The good news is that we are far better prepared for a surge than we were even six months ago. All of our procedures are in place and have been refined. Our clinical teams and support staff are superbly trained. We’re far better supplied with PPE than before. And we have new therapeutic tools, including an experimental antibody, that we didn’t have at the outset.
The really good news is that two very effective vaccines are on the way. We still do not have details about a vaccine distribution plan, but it’s almost a certainty that the Medical Center will figure in whatever strategy emerges. Once deployment of the vaccines begins, I’m hopeful that will mark the beginning of the end of the pandemic.
This week I spent some time virtually attending the annual meeting of the Association of American Medical Colleges, the organization that represents the interests of medical schools and academic medical centers in the United States and Canada. The content was greatly pared down from the AAMC’s normal meeting, but there were a number of topics that caused me to turn my focus more on the future beyond the pandemic.

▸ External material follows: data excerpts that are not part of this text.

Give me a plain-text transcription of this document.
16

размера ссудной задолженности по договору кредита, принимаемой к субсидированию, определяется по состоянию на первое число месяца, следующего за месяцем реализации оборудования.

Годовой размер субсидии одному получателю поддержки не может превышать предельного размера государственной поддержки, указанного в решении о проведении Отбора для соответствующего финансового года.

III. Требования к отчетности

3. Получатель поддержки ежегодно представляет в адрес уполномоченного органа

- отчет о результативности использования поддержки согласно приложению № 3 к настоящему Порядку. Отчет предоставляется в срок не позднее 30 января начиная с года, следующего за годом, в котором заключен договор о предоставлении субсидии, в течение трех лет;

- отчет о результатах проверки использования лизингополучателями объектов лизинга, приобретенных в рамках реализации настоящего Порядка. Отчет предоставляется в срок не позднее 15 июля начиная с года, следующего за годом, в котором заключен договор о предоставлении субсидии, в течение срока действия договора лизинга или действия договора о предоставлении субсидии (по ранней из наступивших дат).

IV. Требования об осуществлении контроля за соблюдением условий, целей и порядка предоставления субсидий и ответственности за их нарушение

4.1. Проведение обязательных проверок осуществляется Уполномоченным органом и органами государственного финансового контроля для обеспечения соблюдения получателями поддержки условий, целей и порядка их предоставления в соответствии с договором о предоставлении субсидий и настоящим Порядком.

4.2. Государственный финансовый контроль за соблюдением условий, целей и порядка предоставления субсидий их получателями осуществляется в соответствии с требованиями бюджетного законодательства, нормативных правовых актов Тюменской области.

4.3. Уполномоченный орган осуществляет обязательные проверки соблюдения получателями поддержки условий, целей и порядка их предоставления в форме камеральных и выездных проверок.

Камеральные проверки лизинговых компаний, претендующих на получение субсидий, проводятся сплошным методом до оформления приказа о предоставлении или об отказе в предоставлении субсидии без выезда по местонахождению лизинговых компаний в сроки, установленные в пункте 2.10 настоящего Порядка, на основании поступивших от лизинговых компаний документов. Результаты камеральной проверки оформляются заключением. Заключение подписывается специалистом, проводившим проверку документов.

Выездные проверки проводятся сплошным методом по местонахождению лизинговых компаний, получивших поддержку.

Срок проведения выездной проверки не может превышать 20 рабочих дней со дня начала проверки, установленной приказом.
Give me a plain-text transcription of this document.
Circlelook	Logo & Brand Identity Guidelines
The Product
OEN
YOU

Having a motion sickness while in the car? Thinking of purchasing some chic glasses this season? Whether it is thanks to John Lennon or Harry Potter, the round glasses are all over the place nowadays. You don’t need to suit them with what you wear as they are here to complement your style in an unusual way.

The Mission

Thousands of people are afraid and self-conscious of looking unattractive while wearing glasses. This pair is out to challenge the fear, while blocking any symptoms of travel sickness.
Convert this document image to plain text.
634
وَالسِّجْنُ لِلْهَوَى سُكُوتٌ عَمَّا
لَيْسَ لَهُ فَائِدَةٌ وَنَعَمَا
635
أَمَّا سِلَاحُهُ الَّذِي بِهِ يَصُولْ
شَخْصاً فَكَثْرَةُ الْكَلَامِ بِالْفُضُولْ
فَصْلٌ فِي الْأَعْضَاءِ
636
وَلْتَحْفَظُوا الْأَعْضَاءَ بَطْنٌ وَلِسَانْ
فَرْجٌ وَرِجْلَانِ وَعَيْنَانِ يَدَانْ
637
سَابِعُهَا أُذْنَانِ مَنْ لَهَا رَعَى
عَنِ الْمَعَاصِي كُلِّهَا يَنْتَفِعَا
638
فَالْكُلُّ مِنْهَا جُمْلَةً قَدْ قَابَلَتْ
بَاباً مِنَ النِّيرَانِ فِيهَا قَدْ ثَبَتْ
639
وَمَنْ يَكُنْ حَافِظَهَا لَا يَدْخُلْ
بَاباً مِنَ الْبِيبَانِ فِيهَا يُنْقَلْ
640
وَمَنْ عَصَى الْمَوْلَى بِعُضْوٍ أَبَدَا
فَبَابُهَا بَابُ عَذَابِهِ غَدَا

I’m pretty confident in saying that 2021 will be an improvement compared to 2020. Yet next year, after we’ve established some semblance of control over the virus, 2021 will offer its own set of more conventional challenges, among them regulatory changes in health care that will potentially have a negative impact on AMCs, greater numbers of uninsured patients, pressure from well-financed competitors, workforce shortages, and the ever-present need to do all that we do now but to do it better, faster and cheaper.
My main takeaway from the meeting is that the experience of the last 10 months has prepared us like nothing else could for whatever lies ahead. Our response to the pandemic engaged all of our clinical, research and educational capabilities – truly an all-out effort.
In the process, we learned important things about ourselves:
- We can move fast and be flexible when the situation requires it.
- We are resilient. Nothing in our collective experience has tested us as this pandemic has.
- We are innovative and can devise solutions on the fly, even when conditions aren’t perfect.
- We have aligned our missions with our priorities like never before.
- In just 10 months, we’ve made telehealth a much more integral part of our health care platform.
- We are engaged in important dialogues about our state’s health care disparities, which the pandemic has exposed in stark relief.
As we look ahead - and at some point we must look ahead - I challenge each of us to shift our lens to capture the lessons learned from the pandemic and to think about how we will use these experiences to move us forward in 2021.
We know the pandemic is not over. In fact, the worst may still be ahead of us. But I am confident that we are ready for whatever comes our way, in this or any other year.
I hope you will take all necessary precautions during Thanksgiving and take the opportunity to rest, recharge and remain #UMMCStrong.